Peki o zaman, kendimizi mutsuz düşünce ve duygu dalgalarının altında dibe batarken bulduğumuz, endişe, depresyon ve kızgınlığın günlük yaşam kazaları nedir? Neden istenmedik bir olayla çarpıştıktan sonra bu kadar kolay dibe vuruyoruz? Öykümüzdeki adamın aleyhine çalışan aynı güçlerin, sizin de aleyhinize çalıştığını keşfettiğinizde şaşıracaksınız. Bununla birlikte, sizi enkaza çeviren bu güçlerin hiçbirinin asla yenemeyeceği bir güce sahip olduğunuzu keşfetmek üzeresiniz. Bir kez bu gücün idaresini ele aldınız mı, hiçbir içsel fırtına ya da sıkıntılı koşullar, bir daha denizin dibini boylamanıza neden olamayacaktır. Şimdi geriye dönelim ve bizim deniz kazasındaki adama bu yeni gücü verelim ve bakalım öykünün ve yaşamının sonunu nasıl değiştirecek.
Öyküyü kendi kendini yüzüstü bıraktığı ve hazinesini toplamak için kamarasına geri koşmaya başladığı yerden tekrar alalım. Acil durum lambalarının her yeri kırmızıya boyayan ışığı ve yoğunlaşan duman, kapı numaralarını görmeyi neredeyse olanaksız kılar. Korkusu ve umutsuzluğu her geçen saniye artar. Birden, yüzündeki derin acı ifadesi kalkar. Kararlı ve sakin bir şekilde döner ve kalan yolcularla birlikte cankurtaran sandallarına yönelerek hazinesini gemiyle dibe batmaya bırakır. Ne olmuştur? Öykümüzün sonunu bu kadar keskin bir şekilde ne değiştirebilir? Hangi iyiliksever güç gelmiştir de, yaşamına mal olacak bir eylemin eşiğindeki bu adamı kendini kurtarmak üzere harekete geçirmiştir?
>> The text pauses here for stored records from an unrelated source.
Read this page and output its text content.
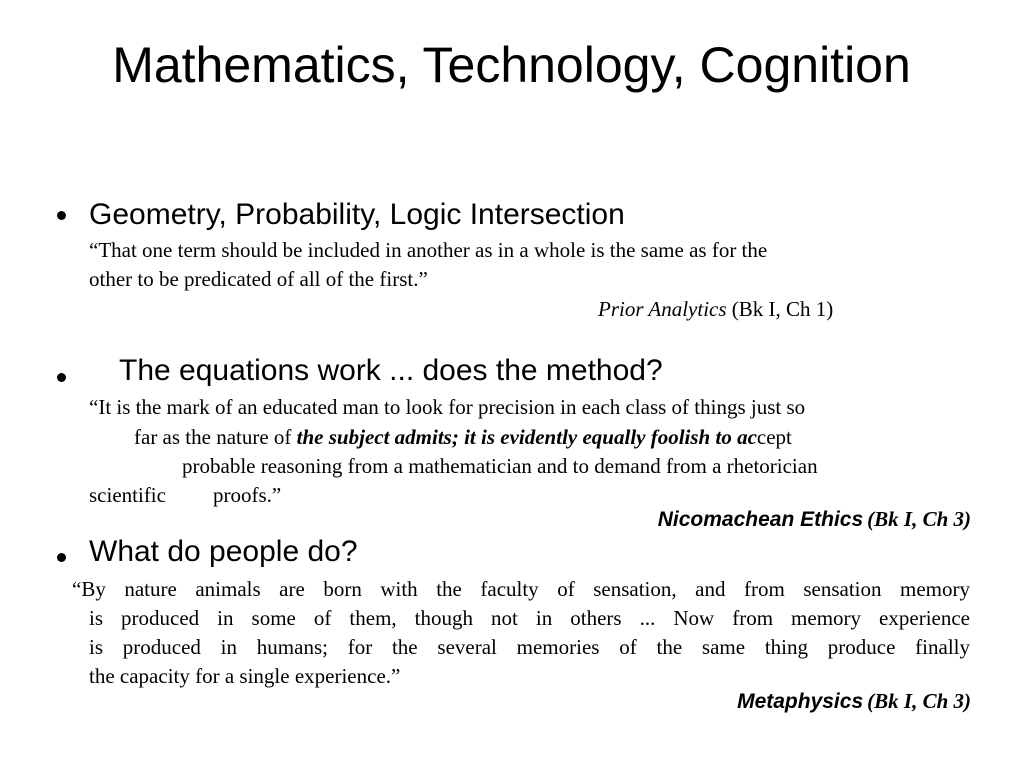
Mathematics, Technology, Cognition
Geometry, Probability, Logic Intersection
“That one term should be included in another as in a whole is the same as for the
other to be predicated of all of the first.”
Prior Analytics (Bk I, Ch 1)
The equations work ... does the method?
“It is the mark of an educated man to look for precision in each class of things just so
far as the nature of the subject admits; it is evidently equally foolish to accept
probable reasoning from a mathematician and to demand from a rhetorician
scientific proofs.”
Nicomachean Ethics (Bk I, Ch 3)
What do people do?
“By nature animals are born with the faculty of sensation, and from sensation memory
is produced in some of them, though not in others ... Now from memory experience
is produced in humans; for the several memories of the same thing produce finally
the capacity for a single experience.”
Metaphysics (Bk I, Ch 3)
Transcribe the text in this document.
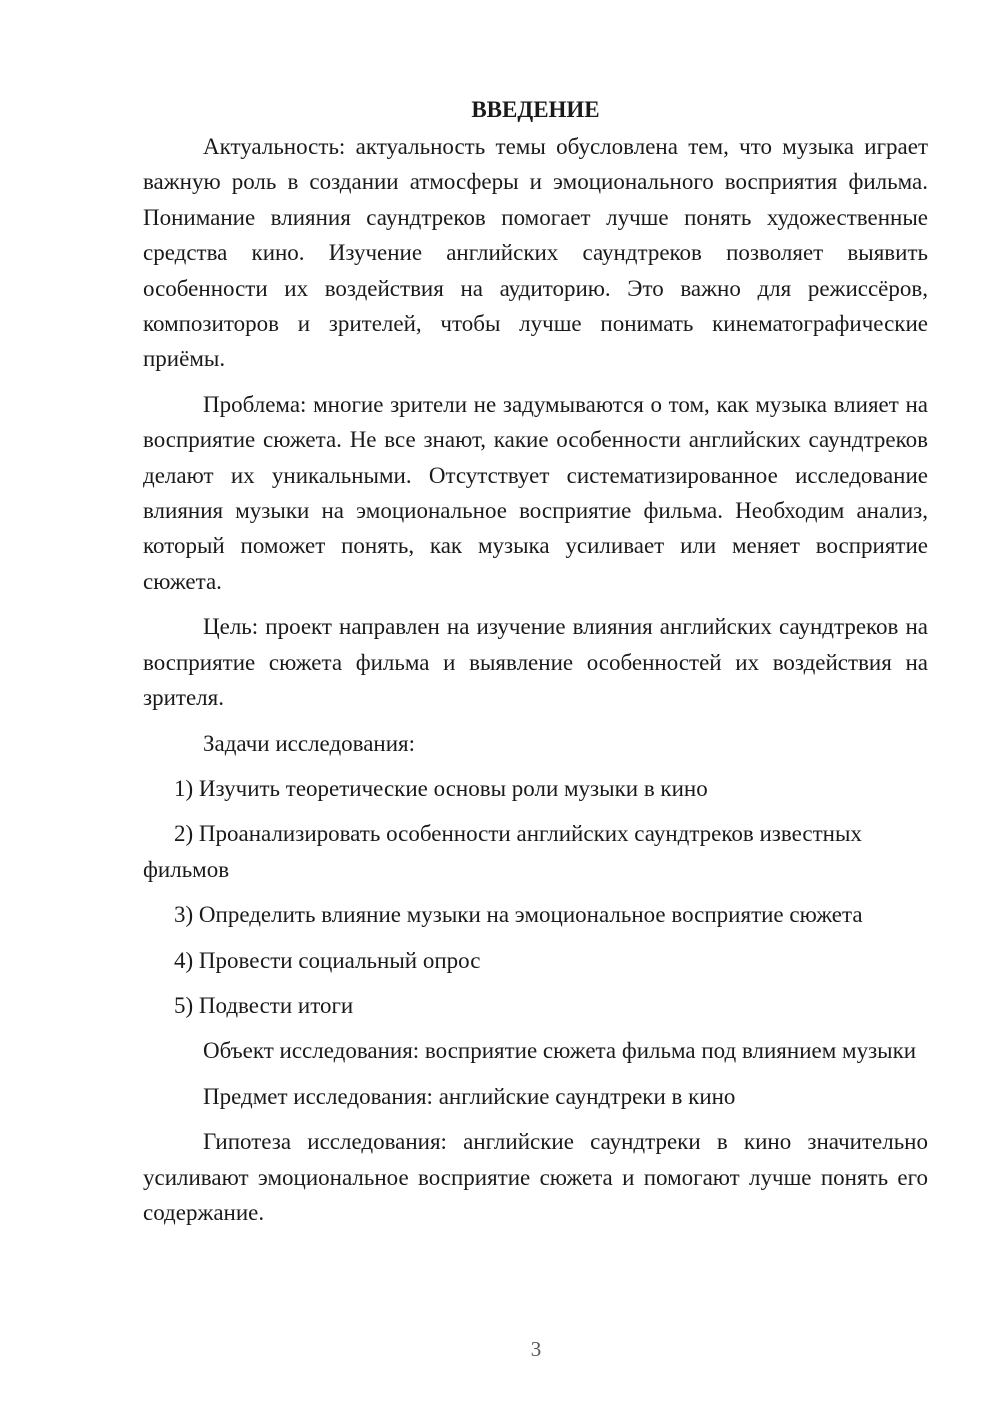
ВВЕДЕНИЕ

Актуальность: актуальность темы обусловлена тем, что музыка играет важную роль в создании атмосферы и эмоционального восприятия фильма. Понимание влияния саундтреков помогает лучше понять художественные средства кино. Изучение английских саундтреков позволяет выявить особенности их воздействия на аудиторию. Это важно для режиссёров, композиторов и зрителей, чтобы лучше понимать кинематографические приёмы.

Проблема: многие зрители не задумываются о том, как музыка влияет на восприятие сюжета. Не все знают, какие особенности английских саундтреков делают их уникальными. Отсутствует систематизированное исследование влияния музыки на эмоциональное восприятие фильма. Необходим анализ, который поможет понять, как музыка усиливает или меняет восприятие сюжета.

Цель: проект направлен на изучение влияния английских саундтреков на восприятие сюжета фильма и выявление особенностей их воздействия на зрителя.

Задачи исследования:

1) Изучить теоретические основы роли музыки в кино

2) Проанализировать особенности английских саундтреков известных фильмов

3) Определить влияние музыки на эмоциональное восприятие сюжета

4) Провести социальный опрос

5) Подвести итоги

Объект исследования: восприятие сюжета фильма под влиянием музыки

Предмет исследования: английские саундтреки в кино

Гипотеза исследования: английские саундтреки в кино значительно усиливают эмоциональное восприятие сюжета и помогают лучше понять его содержание.

3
Bu çok önemli anda, tüm yanlış seçimleri yapma sürecindeyken, öyküdeki adam uyanmıştır. Birden kendini ve nerede olduğunu tam olarak görmeye başlamıştır. Bu yaşam kurtaran bilinçlilik, tehlikeli durumunu anında anlamasını sağlamış ve kullanılması gereken acil ve akıllıca bir eylem planı vermiştir. Onu daha da hayretler içinde bırakan, bu yaşamını kurtaran artmış farkındalığını kısmen kendi düşüncelerinin aslında onu körleştirdiğini görmenin şokuna borçlu olmasıdır. Kendi düşünceleri onu değil, yalnızca kendi istediklerini umursamaktadırlar. Bir anlığına daha yüksek bir seviyeden bakmak, onun bu hipnotize olmuş benliğinden kendini kurtarmasında yardımcı olmuş, sonuçta o da batan gemiden güvenle atlayabilmiştir. Başka bir günü olabilsin ve belki de başka bir hazinesi olabilsin diye, yaşamıştır.
Öykümüzün bu yeni ve daha mutlu sonu, bize gerçek anlamda kendimizi kurtarmak için, yeni ve mutlaka gerekli bir aracın ilk görüntülerini de göstermiştir. Bu güçlü ilke ve kendine dönük yüksek düzeyli eylem kendini gözlem olarak adlandırılır.